Genetic map and pseudo-chromosome construction
A reference genetic map of B. juncea was constructed based on genotyping by resequencing of 100 individuals of F2 population39. After resequencing reads alignment with BWA40, potential SNPs were identified by GATK v3.4. Pairwise recombination of this marker set on each scaffold was calculated, of which adjacent SNPs with pairwise recombination rate less than 0.001 were lumped into a genetic bin, excluding bins showing significantly distorted segregation (chi-squared test, P < 0.01). A final set of bin markers was grouped to 18 linkage groups using Highmap. ALLMAPS was used to construct the initial pseudo-chromosomes of B. juncea from scaffolds using the genetic map (T84/DTC) constructed in the present study being integrated with a published genetic map (SY/PM)23. We sorted BjuA and BjuB subgenomes of B. juncea referred to the final genetic map.
Genome annotation
The repetitive sequences of the B. juncea genome were identified with a combination of de novo and homolog strategies. Four de novo programs including RepeatScout, LTR-FINDER, MITE and PILER were used to generate the initial repeat library. The initial repeat database was classified into classes, subclasses, superfamilies and families by the PASTEClassifier with REPET. We then merged transposable element (TE) sequences of Brassica species and the Repbase database together to construct a new repeat database and distinguish the genome assembly repeat sequences through RepeatMasker. Genes were annotated iteratively using three main approaches: homology-based, de novo and EST/unigenes-based. Results of these three methods were integrated by GLEAN to get a high-confidence gene model. An RNA-seq based method mapping transcriptome data to the reference genome using TopHat and assembling transcripts with Cufflinks was adopted to obtain the gene structures and new genes.

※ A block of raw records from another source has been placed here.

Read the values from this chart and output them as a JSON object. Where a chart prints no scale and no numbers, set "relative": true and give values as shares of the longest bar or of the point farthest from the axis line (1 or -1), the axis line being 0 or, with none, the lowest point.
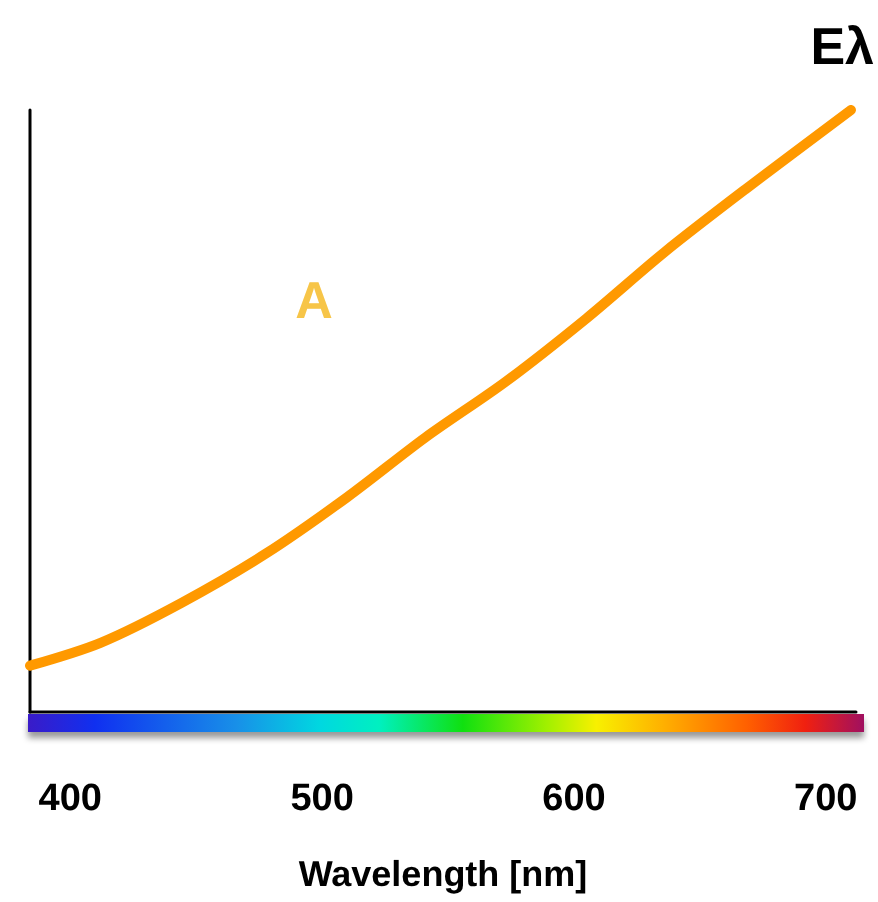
{
  "chart_data": {
    "type": "line",
    "ylabel": "Eλ",
    "xlabel": "Wavelength [nm]",
    "relative": true,
    "tick_labels": "x",
    "grid": false,
    "marker": "none",
    "line_style": "solid",
    "xlim": [
      384,
      712
    ],
    "xticks": [
      400,
      500,
      600,
      700
    ],
    "annotations": [
      "A"
    ],
    "series": [
      {
        "color": "#ff9900",
        "x": [
          384,
          412,
          444,
          478,
          510,
          541,
          573,
          605,
          636,
          668,
          710
        ],
        "values": [
          0.077,
          0.115,
          0.181,
          0.264,
          0.357,
          0.456,
          0.549,
          0.654,
          0.764,
          0.868,
          1
        ]
      }
    ]
  }
}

tRNAscan-SEM (version 1.23) was used to detect reliable tRNA positions. Noncoding RNAs were predicted by the Infernal program using default parameters. Through comparing the similarity of secondary structure between the B. juncea sequence and Rfam (v12.0) database, the noncoding RNAs were classified into different families.

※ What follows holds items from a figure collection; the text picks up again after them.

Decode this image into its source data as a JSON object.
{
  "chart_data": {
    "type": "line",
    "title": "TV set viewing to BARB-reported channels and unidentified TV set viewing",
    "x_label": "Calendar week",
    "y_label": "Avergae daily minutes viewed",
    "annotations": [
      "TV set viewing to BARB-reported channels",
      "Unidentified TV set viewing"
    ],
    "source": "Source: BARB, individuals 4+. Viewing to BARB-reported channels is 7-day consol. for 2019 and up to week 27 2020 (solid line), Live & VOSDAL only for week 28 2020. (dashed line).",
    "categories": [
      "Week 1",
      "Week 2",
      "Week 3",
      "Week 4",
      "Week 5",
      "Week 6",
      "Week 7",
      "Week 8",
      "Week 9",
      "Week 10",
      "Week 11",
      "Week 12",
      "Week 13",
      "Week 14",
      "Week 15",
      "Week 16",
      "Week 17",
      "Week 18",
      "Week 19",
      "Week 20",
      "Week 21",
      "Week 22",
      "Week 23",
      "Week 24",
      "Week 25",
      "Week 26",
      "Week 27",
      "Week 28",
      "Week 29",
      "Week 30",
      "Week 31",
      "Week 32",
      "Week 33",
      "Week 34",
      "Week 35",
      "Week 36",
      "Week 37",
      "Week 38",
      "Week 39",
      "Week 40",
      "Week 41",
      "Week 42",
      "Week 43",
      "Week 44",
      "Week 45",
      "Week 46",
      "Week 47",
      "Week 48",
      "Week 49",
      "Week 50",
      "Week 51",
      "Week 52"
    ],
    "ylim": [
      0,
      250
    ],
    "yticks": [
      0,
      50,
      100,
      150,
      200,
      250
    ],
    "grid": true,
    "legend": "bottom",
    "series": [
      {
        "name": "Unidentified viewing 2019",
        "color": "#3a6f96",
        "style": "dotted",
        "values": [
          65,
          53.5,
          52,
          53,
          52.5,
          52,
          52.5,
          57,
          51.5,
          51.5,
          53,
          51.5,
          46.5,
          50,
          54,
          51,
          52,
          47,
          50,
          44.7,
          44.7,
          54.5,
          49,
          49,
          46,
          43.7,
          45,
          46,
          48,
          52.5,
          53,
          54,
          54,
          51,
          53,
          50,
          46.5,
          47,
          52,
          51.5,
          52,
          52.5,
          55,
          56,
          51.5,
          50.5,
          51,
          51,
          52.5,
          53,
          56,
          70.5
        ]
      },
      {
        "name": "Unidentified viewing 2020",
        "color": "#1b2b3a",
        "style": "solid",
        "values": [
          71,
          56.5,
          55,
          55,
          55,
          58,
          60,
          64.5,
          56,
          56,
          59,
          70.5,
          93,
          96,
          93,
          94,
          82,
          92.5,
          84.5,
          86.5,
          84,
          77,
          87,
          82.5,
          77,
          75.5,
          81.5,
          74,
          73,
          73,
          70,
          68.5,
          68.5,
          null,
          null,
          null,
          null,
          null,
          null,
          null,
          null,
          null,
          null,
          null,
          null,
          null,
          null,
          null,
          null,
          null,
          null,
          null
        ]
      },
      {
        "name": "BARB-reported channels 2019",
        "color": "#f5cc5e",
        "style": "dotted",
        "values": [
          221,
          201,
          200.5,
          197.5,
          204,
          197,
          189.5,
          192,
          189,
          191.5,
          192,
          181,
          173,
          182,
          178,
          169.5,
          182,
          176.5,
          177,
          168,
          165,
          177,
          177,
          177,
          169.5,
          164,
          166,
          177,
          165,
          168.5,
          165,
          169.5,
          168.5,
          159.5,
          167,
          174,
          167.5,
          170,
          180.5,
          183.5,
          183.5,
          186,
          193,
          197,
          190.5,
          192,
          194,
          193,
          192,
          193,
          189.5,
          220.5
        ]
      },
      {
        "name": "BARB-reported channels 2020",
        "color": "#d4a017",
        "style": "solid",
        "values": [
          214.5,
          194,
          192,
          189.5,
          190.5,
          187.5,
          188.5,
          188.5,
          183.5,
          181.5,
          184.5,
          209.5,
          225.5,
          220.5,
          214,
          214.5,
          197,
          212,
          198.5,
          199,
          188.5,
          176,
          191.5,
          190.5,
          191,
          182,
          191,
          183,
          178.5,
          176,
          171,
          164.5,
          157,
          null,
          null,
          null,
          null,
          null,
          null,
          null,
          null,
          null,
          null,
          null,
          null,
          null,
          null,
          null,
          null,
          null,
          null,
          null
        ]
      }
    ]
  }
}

Stringent criteria and strategy were used to identify new TEs for the BjuA subgenome. The same strategy was used to identify new TEs in the subgenomes of B. juncea and B. napus compared to their corresponding ancestral genome after divergence from a common ancestor.

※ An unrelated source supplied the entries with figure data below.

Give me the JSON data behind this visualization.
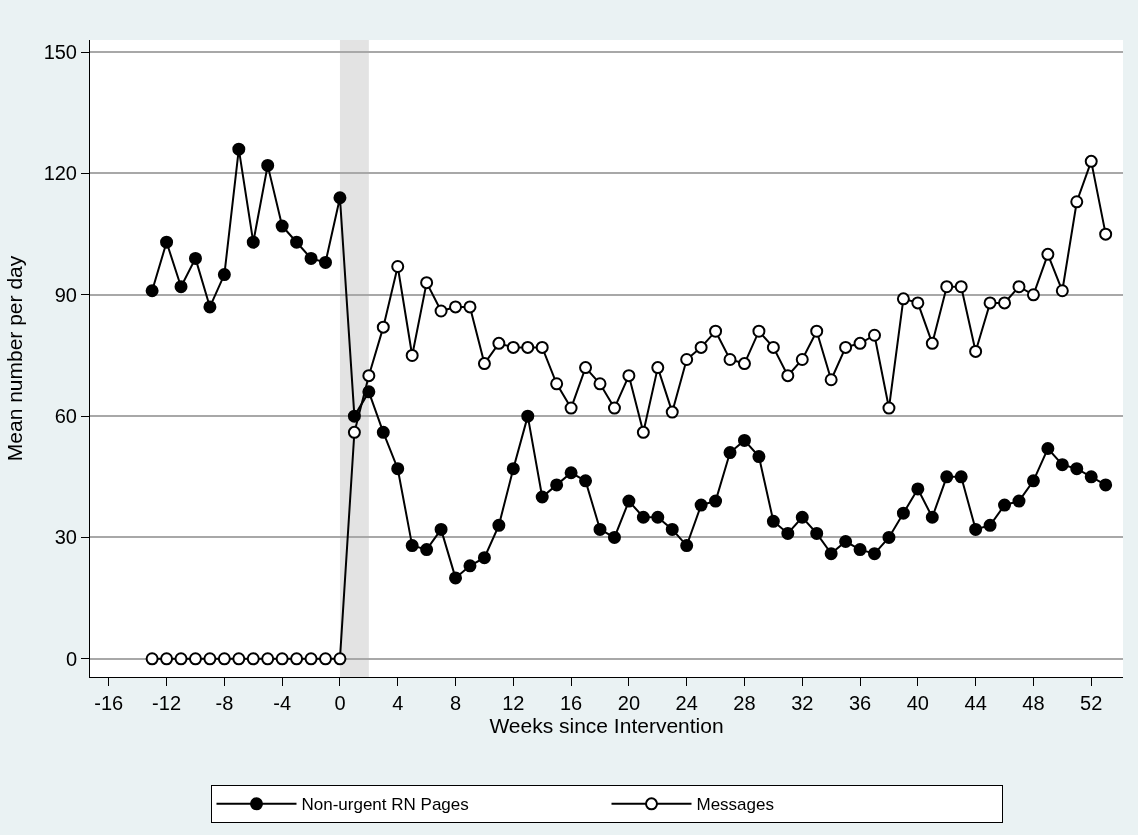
{
  "chart_data": {
    "type": "line",
    "xlabel": "Weeks since Intervention",
    "ylabel": "Mean number per day",
    "x": [
      -13,
      -12,
      -11,
      -10,
      -9,
      -8,
      -7,
      -6,
      -5,
      -4,
      -3,
      -2,
      -1,
      0,
      1,
      2,
      3,
      4,
      5,
      6,
      7,
      8,
      9,
      10,
      11,
      12,
      13,
      14,
      15,
      16,
      17,
      18,
      19,
      20,
      21,
      22,
      23,
      24,
      25,
      26,
      27,
      28,
      29,
      30,
      31,
      32,
      33,
      34,
      35,
      36,
      37,
      38,
      39,
      40,
      41,
      42,
      43,
      44,
      45,
      46,
      47,
      48,
      49,
      50,
      51,
      52,
      53
    ],
    "series": [
      {
        "name": "Non-urgent RN Pages",
        "color": "#000000",
        "values": [
          91,
          103,
          92,
          99,
          87,
          95,
          126,
          103,
          122,
          107,
          103,
          99,
          98,
          114,
          60,
          66,
          56,
          47,
          28,
          27,
          32,
          20,
          23,
          25,
          33,
          47,
          60,
          40,
          43,
          46,
          44,
          32,
          30,
          39,
          35,
          35,
          32,
          28,
          38,
          39,
          51,
          54,
          50,
          34,
          31,
          35,
          31,
          26,
          29,
          27,
          26,
          30,
          36,
          42,
          35,
          45,
          45,
          32,
          33,
          38,
          39,
          44,
          52,
          48,
          47,
          45,
          43
        ]
      },
      {
        "name": "Messages",
        "color": "#000000",
        "values": [
          0,
          0,
          0,
          0,
          0,
          0,
          0,
          0,
          0,
          0,
          0,
          0,
          0,
          0,
          56,
          70,
          82,
          97,
          75,
          93,
          86,
          87,
          87,
          73,
          78,
          77,
          77,
          77,
          68,
          62,
          72,
          68,
          62,
          70,
          56,
          72,
          61,
          74,
          77,
          81,
          74,
          73,
          81,
          77,
          70,
          74,
          81,
          69,
          77,
          78,
          80,
          62,
          89,
          88,
          78,
          92,
          92,
          76,
          88,
          88,
          92,
          90,
          100,
          91,
          113,
          123,
          105
        ]
      }
    ],
    "bands": [
      {
        "axis": "x",
        "from": 0,
        "to": 2,
        "color": "#e3e3e3"
      }
    ],
    "xlim": [
      -17.3,
      54.2
    ],
    "xticks": [
      -16,
      -12,
      -8,
      -4,
      0,
      4,
      8,
      12,
      16,
      20,
      24,
      28,
      32,
      36,
      40,
      44,
      48,
      52
    ],
    "ylim": [
      -4.5,
      153
    ],
    "yticks": [
      0,
      30,
      60,
      90,
      120,
      150
    ],
    "grid": "y",
    "legend": "bottom",
    "marker": "circle",
    "line_style": "solid"
  }
}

All-against-all BLASTP (E = 1 × 10−5) was performed and chained the BLASTP hits by QUOTA-ALIGN (cscore = 0.5) with ‘1:1 synteny screen’ to call synteny blocks. The ‘1:3 synteny screen’ model was used to identify synteny blocks between A. thaliana and Brassica because of whole genome triplication in Brassica evolution history by QUOTA-ALIGN (cscore = 0.5). All gene losses were calculated based on the Brassica ancestor common gene sets of each species. Meanwhile, gene loss was identified from other subgenomes (BniB,
BjuB, BolC, BnaA and BnaC) of Brassica.